The Benchmark Gauntlet
Goldman’s comparison setup reads like a tech enthusiast’s fever dream: the M5 Max MacBook Pro, an older M4 MacBook Air, a 2020 Intel MacBook Pro running Linux natively (a benchmark for comparison’s sake), and a standard i5-12600K gaming PC, all hooked up to an RTX 5090. He even threw in benchmarks for the MacBooks’ integrated GPUs, just to hammer home the point of what they’re up against.
The results are eye-opening.
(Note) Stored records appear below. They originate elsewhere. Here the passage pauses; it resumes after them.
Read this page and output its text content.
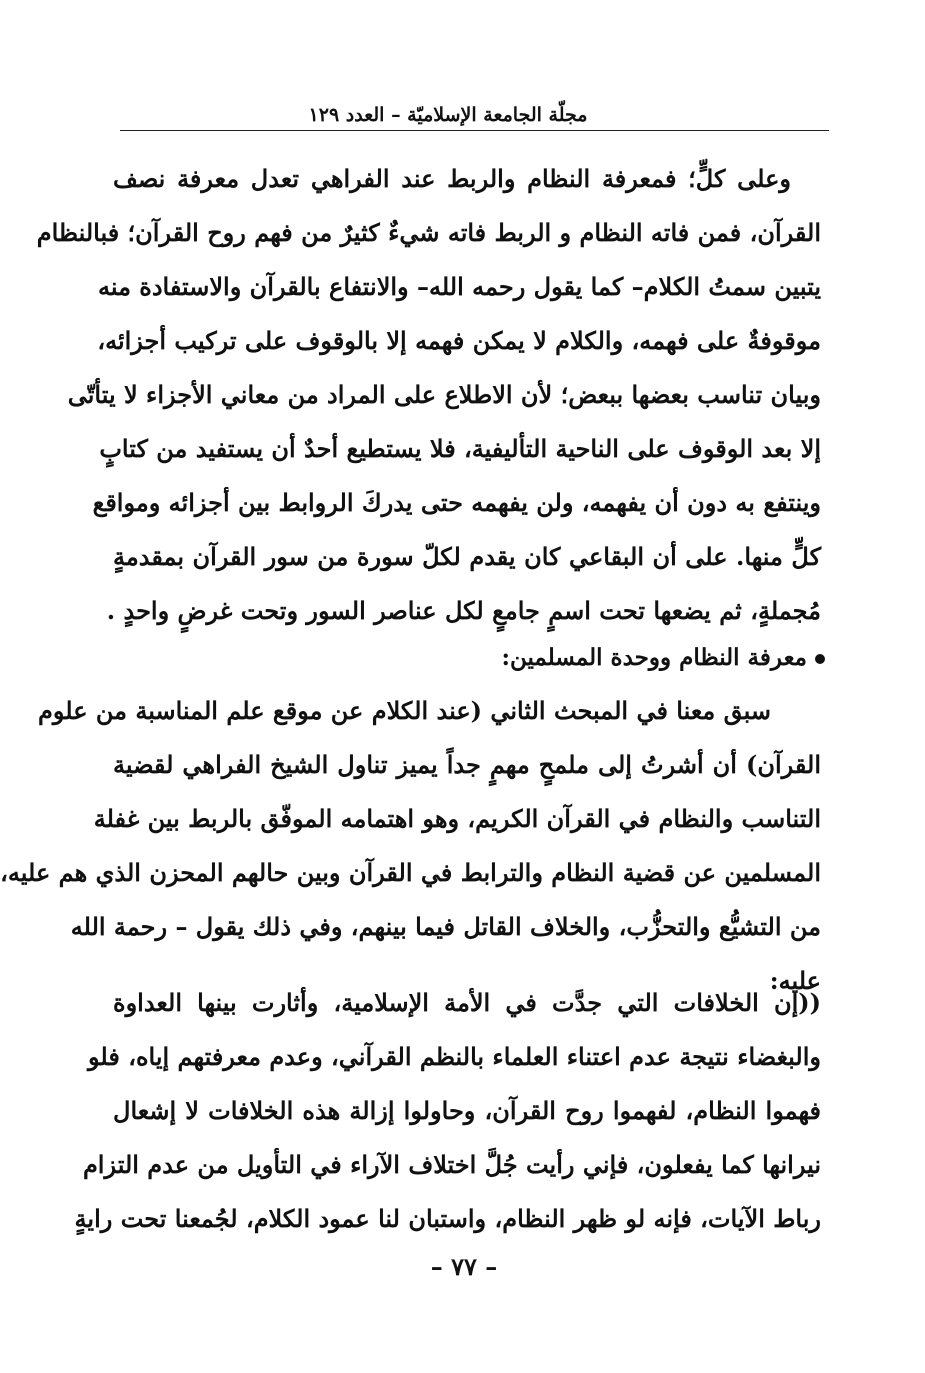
مجلّة الجامعة الإسلاميّة – العدد ١٢٩
وعلى كلٍّ؛ فمعرفة النظام والربط عند الفراهي تعدل معرفة نصف
القرآن، فمن فاته النظام و الربط فاته شيءٌ كثيرٌ من فهم روح القرآن؛ فبالنظام
يتبين سمتُ الكلام– كما يقول رحمه الله– والانتفاع بالقرآن والاستفادة منه
موقوفةٌ على فهمه، والكلام لا يمكن فهمه إلا بالوقوف على تركيب أجزائه،
وبيان تناسب بعضها ببعض؛ لأن الاطلاع على المراد من معاني الأجزاء لا يتأتّى
إلا بعد الوقوف على الناحية التأليفية، فلا يستطيع أحدٌ أن يستفيد من كتابٍ
وينتفع به دون أن يفهمه، ولن يفهمه حتى يدركَ الروابط بين أجزائه ومواقع
كلٍّ منها. على أن البقاعي كان يقدم لكلّ سورة من سور القرآن بمقدمةٍ
مُجملةٍ، ثم يضعها تحت اسمٍ جامعٍ لكل عناصر السور وتحت غرضٍ واحدٍ .
معرفة النظام ووحدة المسلمين:
سبق معنا في المبحث الثاني (عند الكلام عن موقع علم المناسبة من علوم
القرآن) أن أشرتُ إلى ملمحٍ مهمٍ جداً يميز تناول الشيخ الفراهي لقضية
التناسب والنظام في القرآن الكريم، وهو اهتمامه الموفّق بالربط بين غفلة
المسلمين عن قضية النظام والترابط في القرآن وبين حالهم المحزن الذي هم عليه،
من التشيُّع والتحزُّب، والخلاف القاتل فيما بينهم، وفي ذلك يقول – رحمة الله
عليه:
((إن الخلافات التي جدَّت في الأمة الإسلامية، وأثارت بينها العداوة
والبغضاء نتيجة عدم اعتناء العلماء بالنظم القرآني، وعدم معرفتهم إياه، فلو
فهموا النظام، لفهموا روح القرآن، وحاولوا إزالة هذه الخلافات لا إشعال
نيرانها كما يفعلون، فإني رأيت جُلَّ اختلاف الآراء في التأويل من عدم التزام
رباط الآيات، فإنه لو ظهر النظام، واستبان لنا عمود الكلام، لجُمعنا تحت رايةٍ
– ٧٧ –
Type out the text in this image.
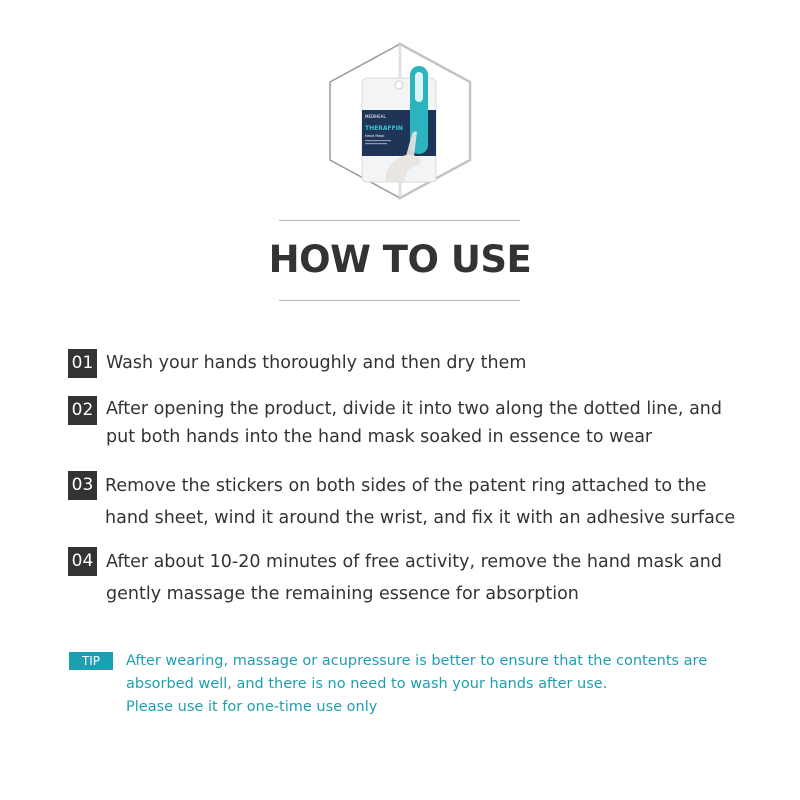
MEDIHEAL
THERAFFIN
Hand Mask
HOW TO USE
01 Wash your hands thoroughly and then dry them

02 After opening the product, divide it into two along the dotted line, and
put both hands into the hand mask soaked in essence to wear

03 Remove the stickers on both sides of the patent ring attached to the
hand sheet, wind it around the wrist, and fix it with an adhesive surface

04 After about 10-20 minutes of free activity, remove the hand mask and
gently massage the remaining essence for absorption

TIP	After wearing, massage or acupressure is better to ensure that the contents are
absorbed well, and there is no need to wash your hands after use.
Please use it for one-time use only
With frame generation enabled—that magical tech that invents frames to smooth out motion—both the M5 Max and M4 MacBooks, despite the overhead of virtualization, translation, and an eGPU connection, managed to sail past 100 FPS in Cyberpunk 2077 at its RT Ultra preset. Impressive.
But strip away frame generation? The party effectively ends. On the M5 Max, performance drops to just over 60 FPS. On the M4, it’s sub-50 FPS. That older Intel MacBook Pro, running Linux natively, pulls nearly identical frame rates to the M4 without frame generation. The native desktop i5-12600K, however, left them all in the dust, hitting over 150 FPS. Other games tested, like Shadow of the Tomb Raider and Crysis Remastered, sputtered below 60 FPS.
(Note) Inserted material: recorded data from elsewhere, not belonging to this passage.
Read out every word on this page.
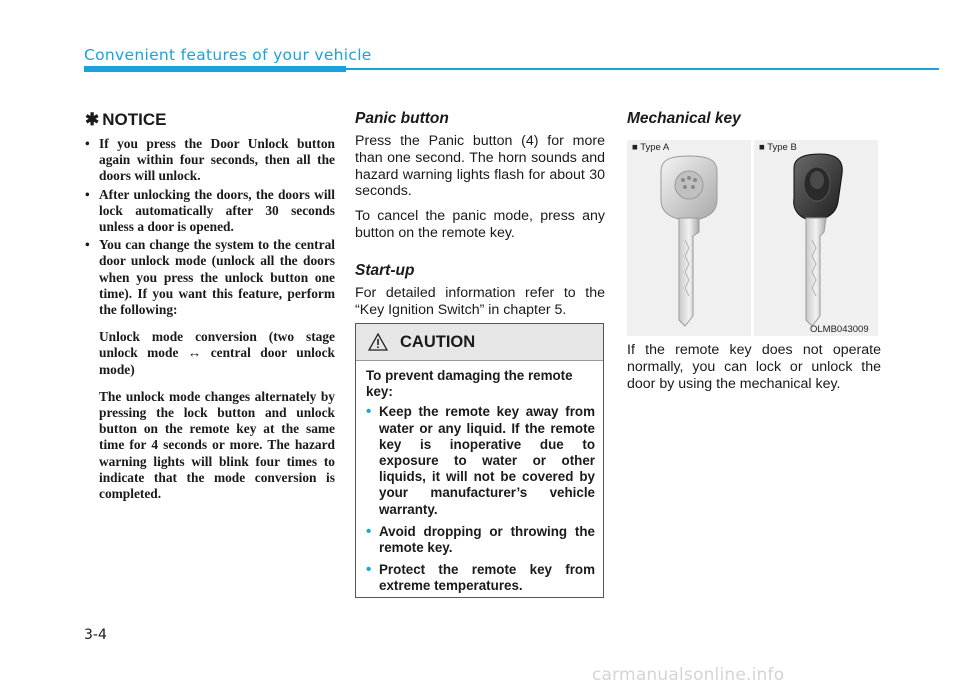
Convenient features of your vehicle
✱ NOTICE
• If you press the Door Unlock button again within four seconds, then all the doors will unlock.
• After unlocking the doors, the doors will lock automatically after 30 seconds unless a door is opened.
• You can change the system to the central door unlock mode (unlock all the doors when you press the unlock button one time). If you want this feature, perform the following:

Unlock mode conversion (two stage unlock mode ↔ central door unlock mode)

The unlock mode changes alternately by pressing the lock button and unlock button on the remote key at the same time for 4 seconds or more. The hazard warning lights will blink four times to indicate that the mode conversion is completed.

Panic button

Press the Panic button (4) for more than one second. The horn sounds and hazard warning lights flash for about 30 seconds.

To cancel the panic mode, press any button on the remote key.

Start-up

For detailed information refer to the “Key Ignition Switch” in chapter 5.

CAUTION

To prevent damaging the remote key:

• Keep the remote key away from water or any liquid. If the remote key is inoperative due to exposure to water or other liquids, it will not be covered by your manufacturer’s vehicle warranty.
• Avoid dropping or throwing the remote key.
• Protect the remote key from extreme temperatures.
Mechanical key
■ Type A	■ Type B
OLMB043009

If the remote key does not operate normally, you can lock or unlock the door by using the mechanical key.

3-4
carmanualsonline.info
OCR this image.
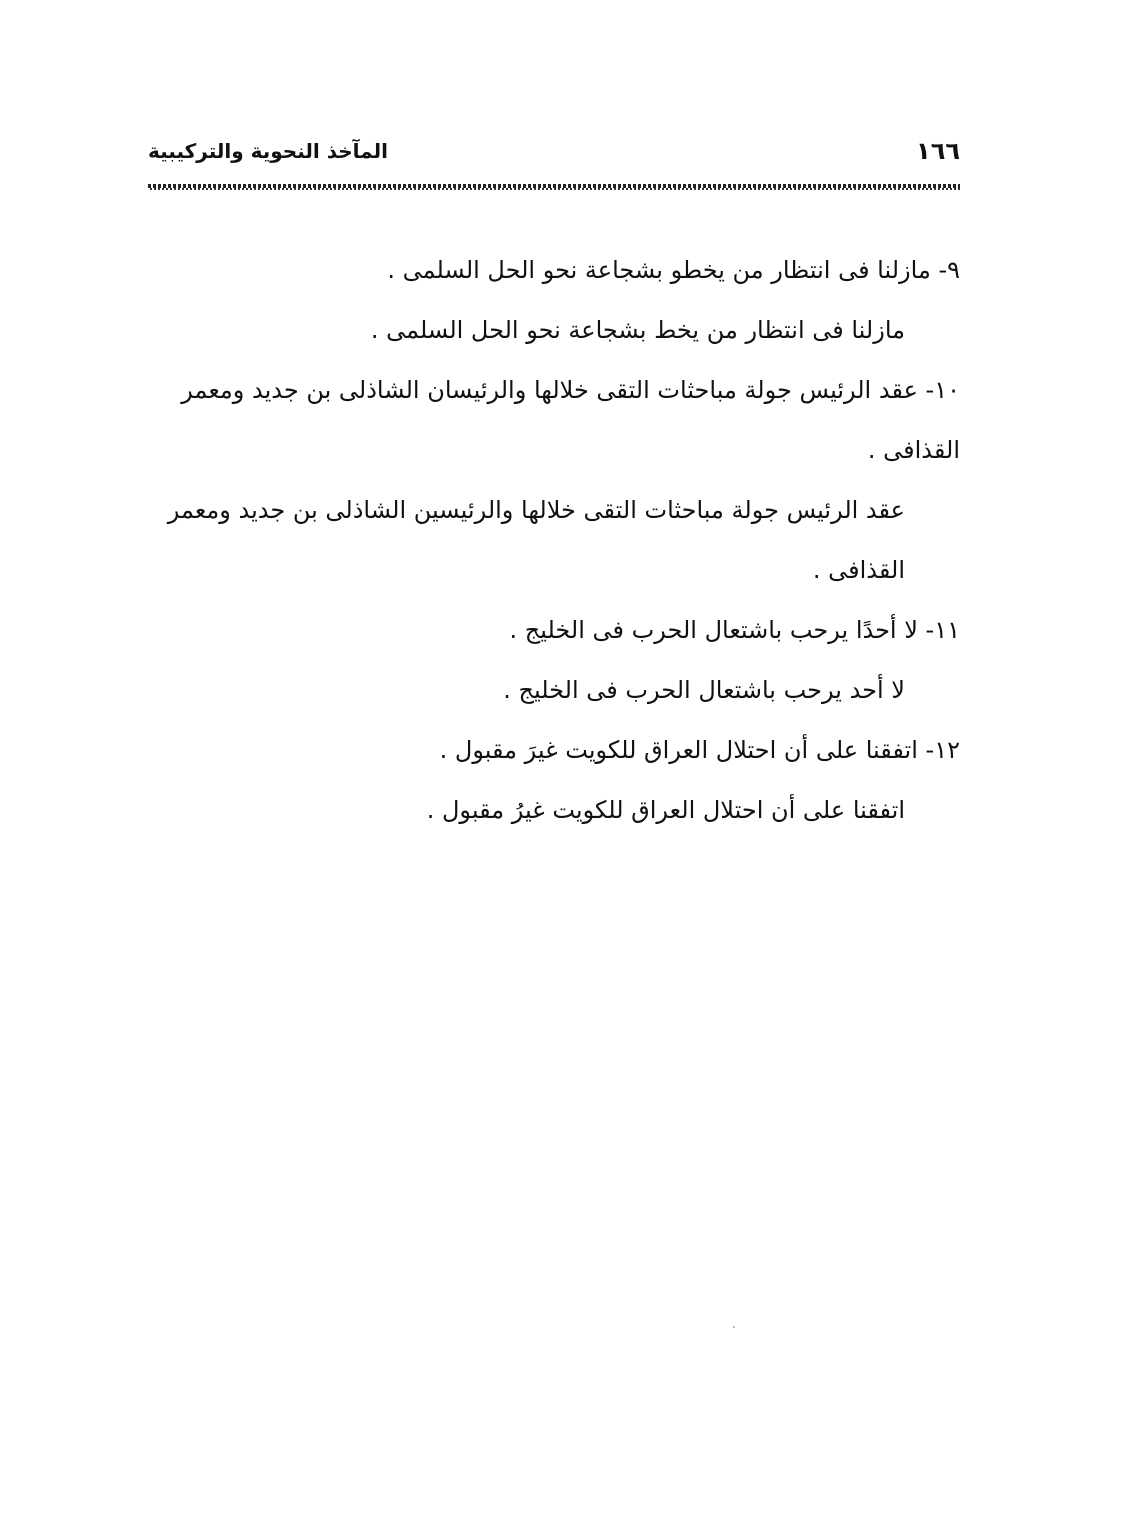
١٦٦
المآخذ النحوية والتركيبية

٩- مازلنا فى انتظار من يخطو بشجاعة نحو الحل السلمى .

مازلنا فى انتظار من يخط بشجاعة نحو الحل السلمى .

١٠- عقد الرئيس جولة مباحثات التقى خلالها والرئيسان الشاذلى بن جديد ومعمر القذافى .

عقد الرئيس جولة مباحثات التقى خلالها والرئيسين الشاذلى بن جديد ومعمر القذافى .

١١- لا أحدًا يرحب باشتعال الحرب فى الخليج .

لا أحد يرحب باشتعال الحرب فى الخليج .

١٢- اتفقنا على أن احتلال العراق للكويت غيرَ مقبول .

اتفقنا على أن احتلال العراق للكويت غيرُ مقبول .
The Real Bottleneck: FEX and Overhead
Goldman’s analysis points a finger squarely at the FEX translation layer. It’s the digital equivalent of trying to translate a Shakespearean sonnet on the fly while juggling chainsaws. It incurs roughly a 50% performance penalty on the CPU compared to native ARM processing. Geekbench 6 scores dropped by half when FEX was engaged with the Linux VM. Even in a benchmark like GravityMark, where the overhead was supposedly less pronounced, the desktop experience still held a 20% lead.
Goldman states that FEX incurs a roughly 50% performance penalty on the CPU compared to native ARM processing.
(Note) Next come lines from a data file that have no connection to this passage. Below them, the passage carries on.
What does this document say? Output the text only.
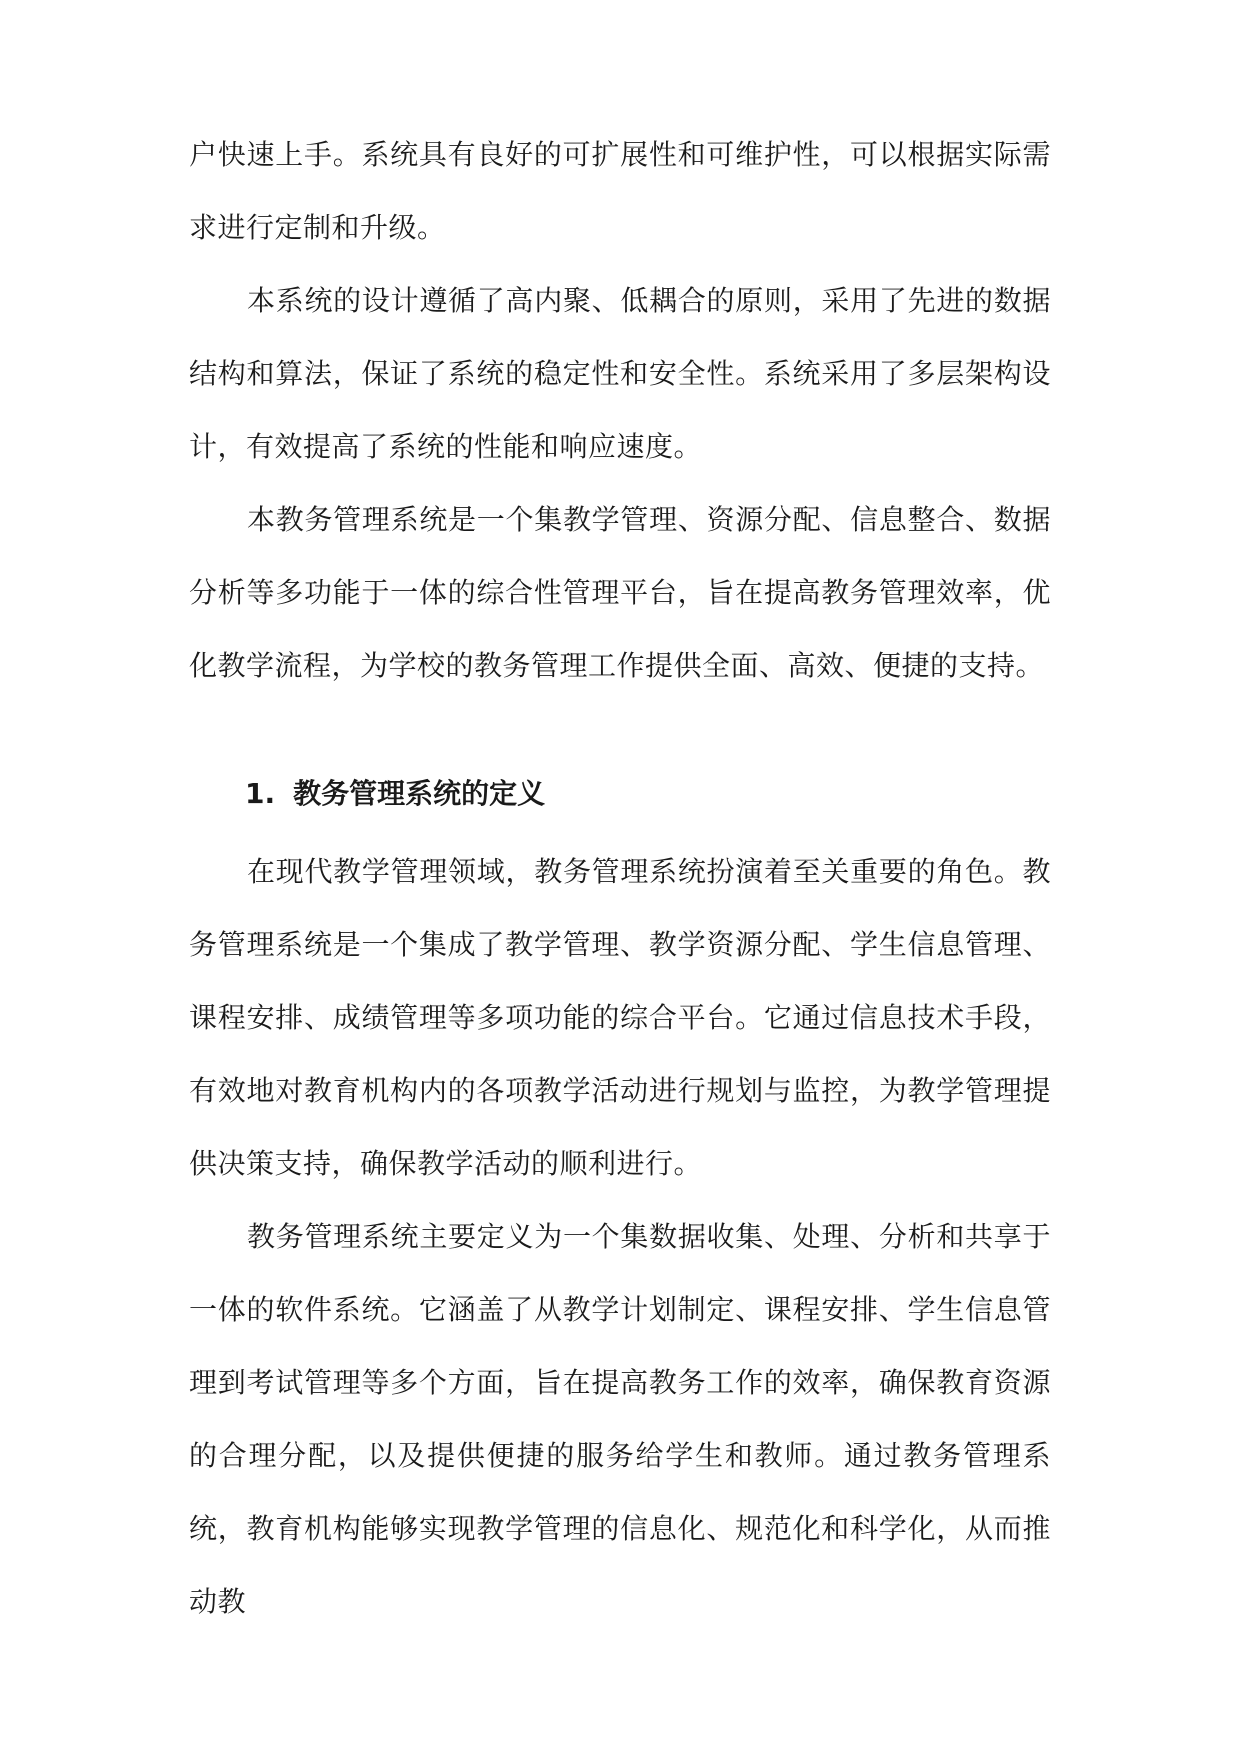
户快速上手。系统具有良好的可扩展性和可维护性，可以根据实际需求进行定制和升级。

本系统的设计遵循了高内聚、低耦合的原则，采用了先进的数据结构和算法，保证了系统的稳定性和安全性。系统采用了多层架构设计，有效提高了系统的性能和响应速度。

本教务管理系统是一个集教学管理、资源分配、信息整合、数据分析等多功能于一体的综合性管理平台，旨在提高教务管理效率，优化教学流程，为学校的教务管理工作提供全面、高效、便捷的支持。

1. 教务管理系统的定义

在现代教学管理领域，教务管理系统扮演着至关重要的角色。教务管理系统是一个集成了教学管理、教学资源分配、学生信息管理、课程安排、成绩管理等多项功能的综合平台。它通过信息技术手段，有效地对教育机构内的各项教学活动进行规划与监控，为教学管理提供决策支持，确保教学活动的顺利进行。

教务管理系统主要定义为一个集数据收集、处理、分析和共享于一体的软件系统。它涵盖了从教学计划制定、课程安排、学生信息管理到考试管理等多个方面，旨在提高教务工作的效率，确保教育资源的合理分配，以及提供便捷的服务给学生和教师。通过教务管理系统，教育机构能够实现教学管理的信息化、规范化和科学化，从而推动教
So, yes, an M5 Max MacBook Pro can game with an RTX 5090. It can hit impressive frame rates. But the pathway is arduous, riddled with technical hurdles that demand a deep dive into virtualization and translation. Frame generation becomes less of a bonus feature and more of a necessity to overcome the systemic performance losses. In an ideal world, the eGPU connection would be the primary bottleneck. Here, it’s compounded by software layers and the fundamental architectural differences. It’s a fascinating demonstration of what the hardware is capable of, but the setup process alone disqualifies it for any but the most determined enthusiast. One can only hope that Apple eventually throws a bone to Mac gamers and streamlines eGPU support on its M-series chips.